We do, however, consider relevant husband's expenses and ability to pay support. As we have stated on a number of occasions, a spousal support obligation that exceeds the paying spouse's ability to pay is excessive. Taylor and Taylor, 136 Or.App. 416, 419-20, 902 P.2d 120 (1995); Sigler and Sigler, 133 Or.App. 68, 71-72, 889 P.2d 1323 (1995). In this case, husband reports approximately $2,300 in monthly personal expenses, and wife does not dispute those obligations.
Weighing all of the described factors, we conclude that an award of compensatory spousal support to wife in the amount of $1,000 per month for 36 months is just and equitable. In our view, a higher amount is not justified in light of husband's income-even assuming that he earns $3,750 per month-and the relatively short duration of wife's contributions to husband's career.
Wife argues that we should assume that husband has the capacity to borrow-and, hence, pay-more but there is no evidence to support that assumption. As we have noted, once there is evidence of an obligor's actual income, it is incumbent on the obligee to demonstrate an ability to pay more. Waterman, 158 Or.App. at 271, 974 P.2d 256. Wife did not meet that burden in this case.
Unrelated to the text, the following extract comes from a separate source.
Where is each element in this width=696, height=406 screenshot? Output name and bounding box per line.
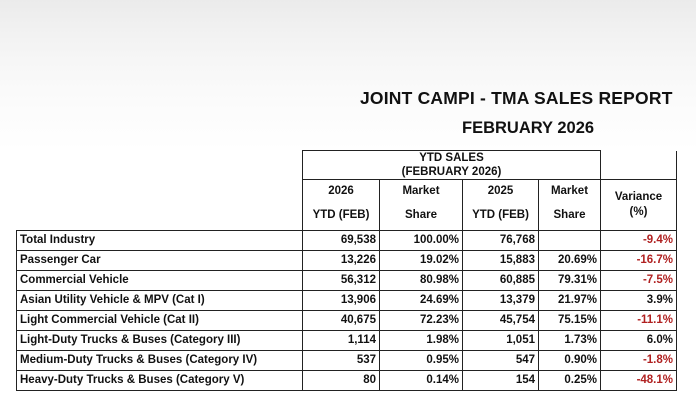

Husband, on the other hand, insists that his limited income and poor health justify eliminating the support obligation altogether. We disagree. As discussed above, husband's income, even if it is limited as husband would like us to believe, exceeds that of wife. Moreover, we-like the trial court-cannot ignore the fact that husband essentially squandered a substantial portion of the value of the business on his gambling debts, depriving wife of any share in the fruits of the family's economic labors. As for husband's physical condition, we have taken that into account in limiting the duration of the support obligation to 36 months.
Because we have modified the amount of the spousal support award, and because the calculation of child support depends in part on the amount of spousal support, we must reverse and remand the portion of the judgment pertaining to child support, as well.
Husband also assigns error to the award of attorney fees. Because we have substantially modified the support award, we vacate the attorney fee award and remand for reconsideration of that matter as well.
Reversed and remanded for entry of judgment awarding compensatory spousal support of $1,000 per month for remainder of the 36-month period provided in original judgment; award of child support reversed and remanded for reconsideration; supplemental judgment for attorney fees and costs vacated and remanded for reconsideration; otherwise affirmed.
1. References to statutes and rules are to the versions in effect on November 6, 2002, the date of the amended judgment.
2. OAR 137-050-0470 apparently has been repealed.